Connecting it to a model
The client above lists and calls tools deterministically. To let a model decide, hand the tool list to any OpenAI-compatible endpoint — a self-hosted vLLM server or any provider — and execute the calls it returns. The MCP tool schema maps straight onto the function-calling format. I run the model on a different port than the MCP HTTP server (8000) to avoid a collision:
import json
from openai import OpenAI
llm = OpenAI(base_url="http://localhost:8001/v1", api_key="not-needed-locally")
# tools.tools comes from session.list_tools() above
oai_tools = [
{
"type": "function",
"function": {
"name": t.name,
"description": t.description,
"parameters": t.inputSchema,
},
}
for t in tools.tools
]
resp = llm.chat.completions.create(
model="your-model",
messages=[{"role": "user", "content": "Count words in: hello hello world"}],
tools=oai_tools,
)
# For each tool call the model returns, dispatch it back through MCP:
for call in resp.choices[0].message.tool_calls or []:
args = json.loads(call.function.arguments)
out = await session.call_tool(call.function.name, args)
print(out.structuredContent) # feed this back into the next messages turn
That loop — model picks a tool, you execute it via MCP, return the result — is the whole agent pattern. MCP is the part that stays stable while models and runtimes churn.
Security gotchas
A few things I’ve been burned by, worth getting right from the start:
- Validate arguments in the function body. The JSON Schema constrains types, not intent. My
top_nbound and empty-text check live in Python because the schema can’t express “this would be expensive” or “this is nonsense.” - Don’t expose dangerous tools.
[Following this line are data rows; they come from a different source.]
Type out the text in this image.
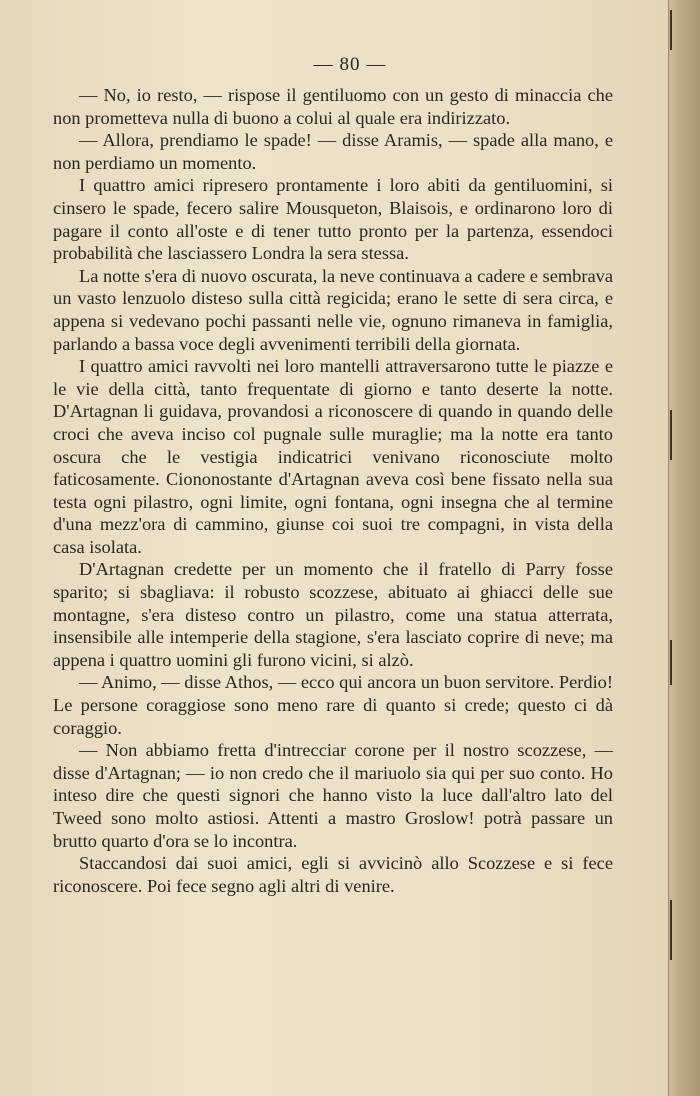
— 80 —

— No, io resto, — rispose il gentiluomo con un gesto di minaccia che non prometteva nulla di buono a colui al quale era indirizzato.

— Allora, prendiamo le spade! — disse Aramis, — spade alla mano, e non perdiamo un momento.

I quattro amici ripresero prontamente i loro abiti da gentiluomini, si cinsero le spade, fecero salire Mousqueton, Blaisois, e ordinarono loro di pagare il conto all'oste e di tener tutto pronto per la partenza, essendoci probabilità che lasciassero Londra la sera stessa.

La notte s'era di nuovo oscurata, la neve continuava a cadere e sembrava un vasto lenzuolo disteso sulla città regicida; erano le sette di sera circa, e appena si vedevano pochi passanti nelle vie, ognuno rimaneva in famiglia, parlando a bassa voce degli avvenimenti terribili della giornata.

I quattro amici ravvolti nei loro mantelli attraversarono tutte le piazze e le vie della città, tanto frequentate di giorno e tanto deserte la notte. D'Artagnan li guidava, provandosi a riconoscere di quando in quando delle croci che aveva inciso col pugnale sulle muraglie; ma la notte era tanto oscura che le vestigia indicatrici venivano riconosciute molto faticosamente. Ciononostante d'Artagnan aveva così bene fissato nella sua testa ogni pilastro, ogni limite, ogni fontana, ogni insegna che al termine d'una mezz'ora di cammino, giunse coi suoi tre compagni, in vista della casa isolata.

D'Artagnan credette per un momento che il fratello di Parry fosse sparito; si sbagliava: il robusto scozzese, abituato ai ghiacci delle sue montagne, s'era disteso contro un pilastro, come una statua atterrata, insensibile alle intemperie della stagione, s'era lasciato coprire di neve; ma appena i quattro uomini gli furono vicini, si alzò.

— Animo, — disse Athos, — ecco qui ancora un buon servitore. Perdio! Le persone coraggiose sono meno rare di quanto si crede; questo ci dà coraggio.

— Non abbiamo fretta d'intrecciar corone per il nostro scozzese, — disse d'Artagnan; — io non credo che il mariuolo sia qui per suo conto. Ho inteso dire che questi signori che hanno visto la luce dall'altro lato del Tweed sono molto astiosi. Attenti a mastro Groslow! potrà passare un brutto quarto d'ora se lo incontra.

Staccandosi dai suoi amici, egli si avvicinò allo Scozzese e si fece riconoscere. Poi fece segno agli altri di venire.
A tool that runs shell commands or arbitrary SQL is a remote-code-execution primitive the moment an agent (or a prompt injection feeding it) calls it. If you must, allowlist exact operations — never pass through free-form input to
os.systemor an unparameterized query. - Resources can leak.
note://{key}only reads a fixed dict. The instant a resource maps a parameter to a filesystem path, you’ve built a path-traversal hole —note://../../etc/passwd. Resolve and confirm the path stays inside an allowed root. - Treat the host as untrusted. Your server may be invoked by an agent acting on adversarial input. Assume every argument is hostile and fail loudly with a clear error rather than doing something destructive quietly.
You now have a typed MCP server running over stdio and HTTP, verified in the inspector, callable from Cursor and from your own Python — with the validation discipline to keep it safe.